If you can’t get over your ick, break up. At the end of the day, icks are a gut feeling. Trust your gut. Sometimes, icks pass but sometimes you can’t look at someone the same once they’ve hit you. Attraction isn’t always rational. Remember that it’s okay to break up for things you can’t perfectly explain. Rip the band-aid off now instead of pretending a dysfunctional relationship is working. If you still like the person, tell them you still want to be friends. Icks often go away once you cut out romantic pressure.
How is an ick different from a red flag?
Red flags are more serious, while icks are usually inconsequential. Spotting a red flag in your date is different from just getting an ick. Red flags are often universal clues that signal a dysfunctional relationship (poor communication, lack of responsibility, clinginess) while icks are harmless behaviors or traits you find gross (tacky style, a messy home, an ugly tattoo). One of the easiest ways to differentiate between red flags and icks is to ask yourself how respected you feel.

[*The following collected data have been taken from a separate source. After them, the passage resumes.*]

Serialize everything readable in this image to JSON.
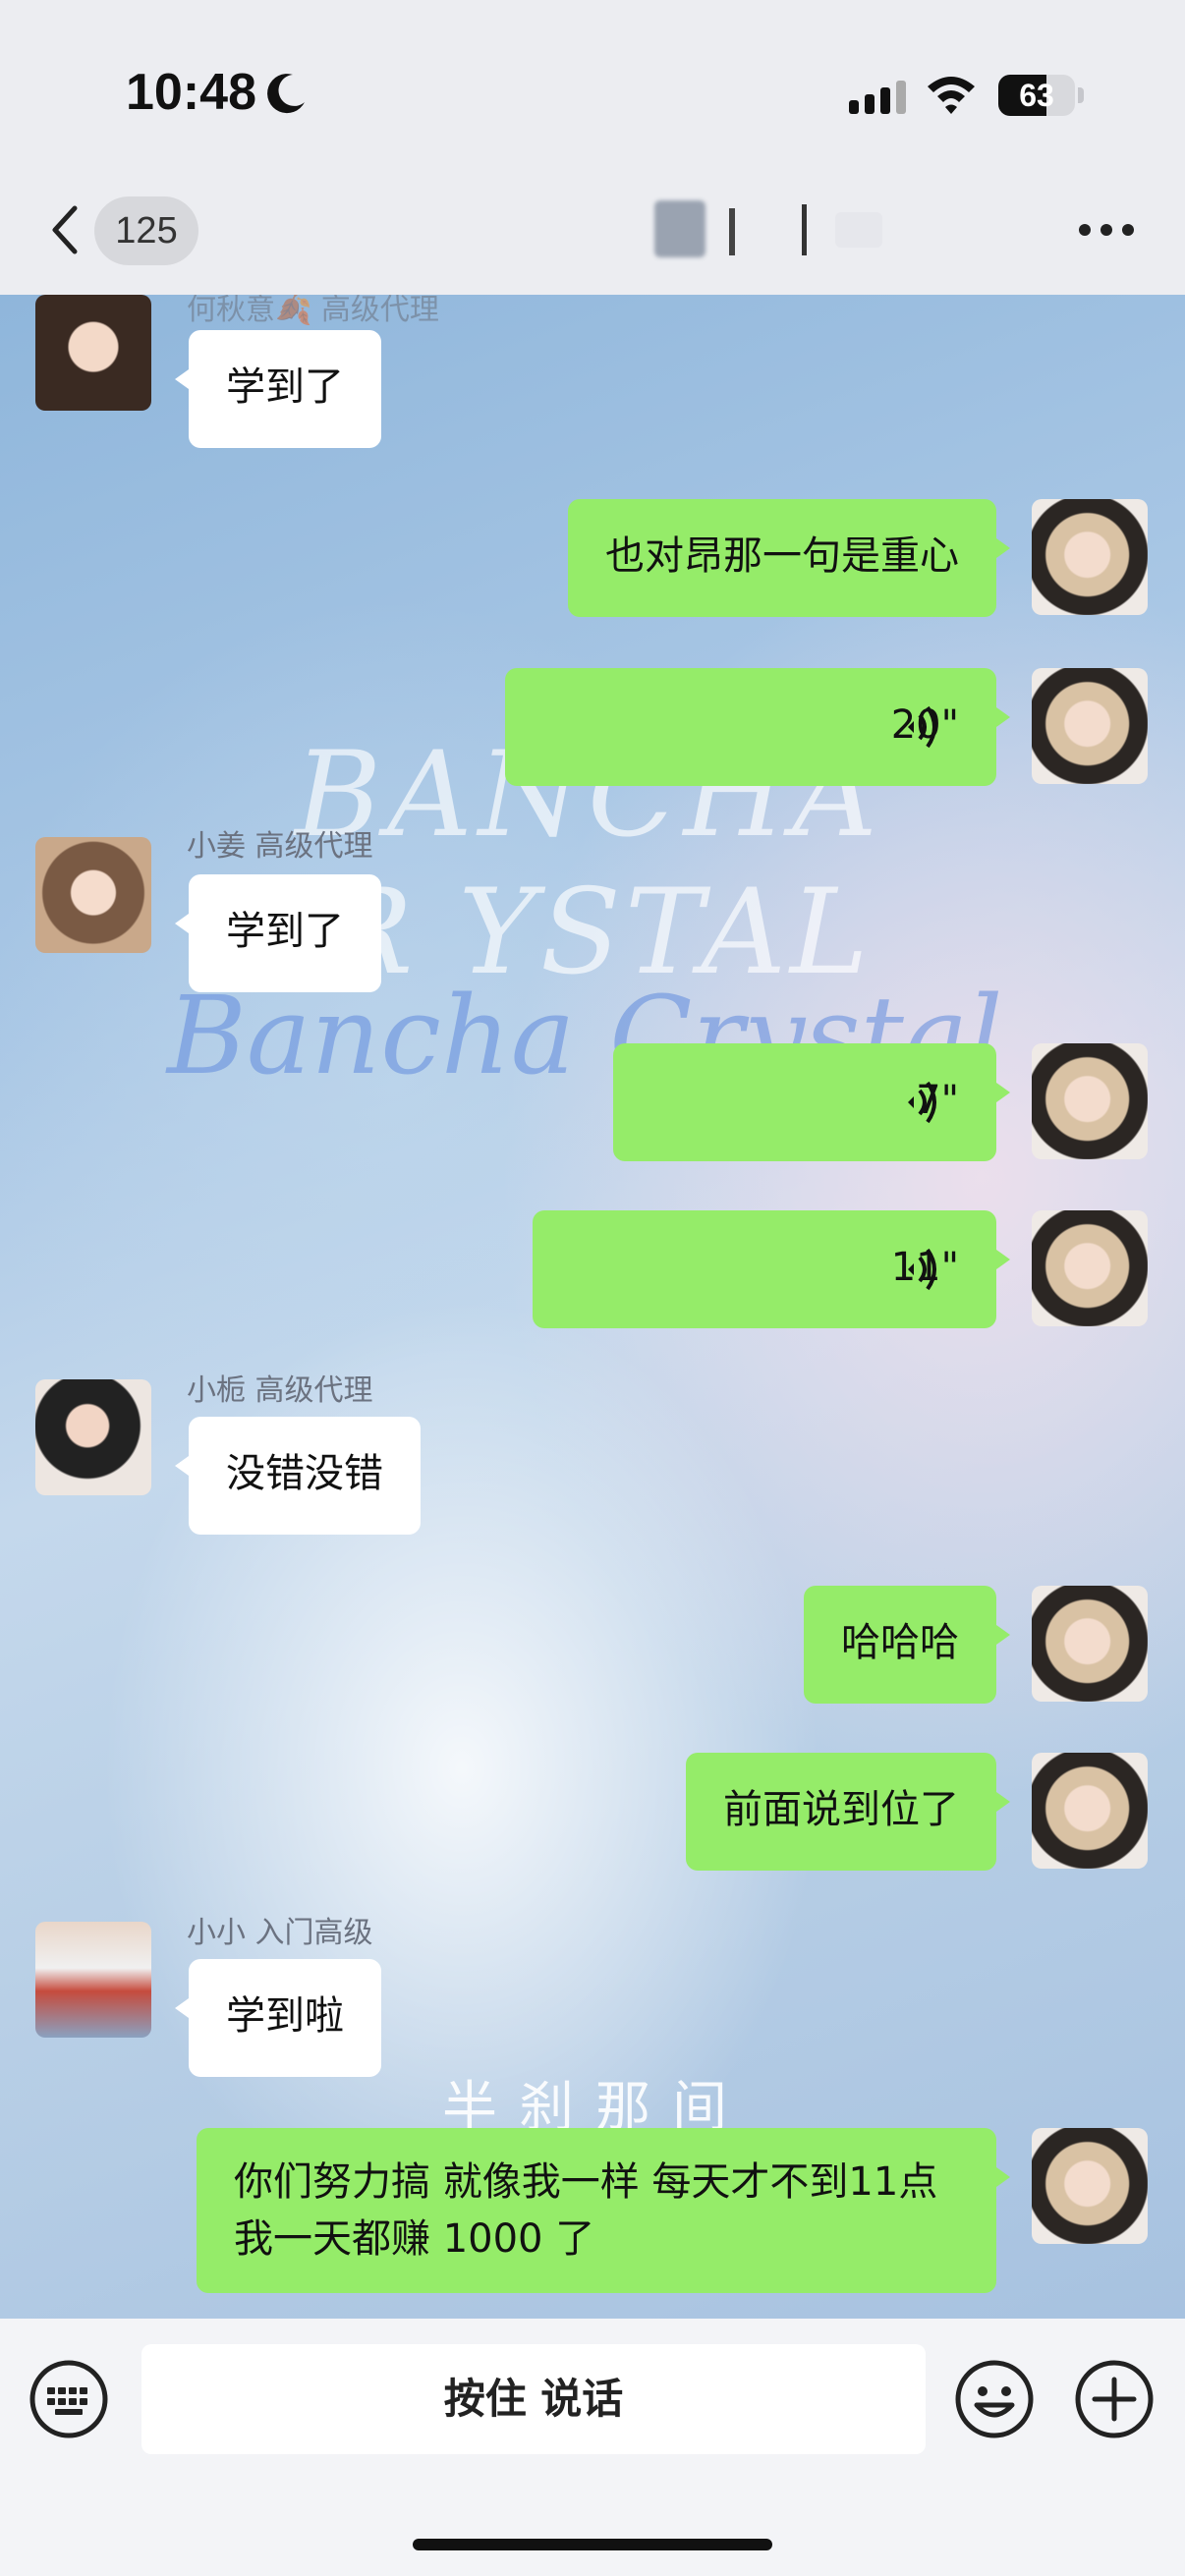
{
  "status_bar": {
    "time": "10:48",
    "battery": "63",
    "battery_level_percent": 63
  },
  "header": {
    "unread_count": "125"
  },
  "chat": {
    "watermark": [
      "BANCHA",
      "R YSTAL",
      "Bancha Crystal",
      "半刹那间"
    ],
    "partial_sender_top": "何秋意🍂 高级代理",
    "messages": [
      {
        "side": "in",
        "avatar": "avatar-girl-1",
        "text": "学到了"
      },
      {
        "side": "out",
        "text": "也对昂那一句是重心"
      },
      {
        "side": "out",
        "type": "voice",
        "duration": "20\""
      },
      {
        "side": "in",
        "sender": "小姜 高级代理",
        "avatar": "avatar-girl-2",
        "text": "学到了"
      },
      {
        "side": "out",
        "type": "voice",
        "duration": "7\""
      },
      {
        "side": "out",
        "type": "voice",
        "duration": "11\""
      },
      {
        "side": "in",
        "sender": "小栀 高级代理",
        "avatar": "avatar-girl-3",
        "text": "没错没错"
      },
      {
        "side": "out",
        "text": "哈哈哈"
      },
      {
        "side": "out",
        "text": "前面说到位了"
      },
      {
        "side": "in",
        "sender": "小小 入门高级",
        "avatar": "avatar-girl-4",
        "text": "学到啦"
      },
      {
        "side": "out",
        "text": "你们努力搞 就像我一样 每天才不到11点我一天都赚 1000 了"
      }
    ]
  },
  "input_bar": {
    "press_to_talk": "按住 说话"
  }
}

If you feel valued but just a little grossed out, it’s an ick. If you feel small or hurt, that’s a red flag. However, just because icks aren’t as pressing as red flags doesn’t mean they’re not legitimate reasons to break up with someone. If your ick is bothering you constantly, it’s probably best to end things.
Icks are often much more subjective than red flags. If you look into research on red flags, you’ll often see the same issues come up over and over: control issues, dishonesty, disrespect, and dependence. Icks, on the other hand, are highly personal and vary greatly from person to person. Talk to your friends if you’re unsure whether your date is giving an ick or a red flag. If none of them are grossed out in the same way you are, it’s probably just an ick. However, if they express concern too, that’s a red flag.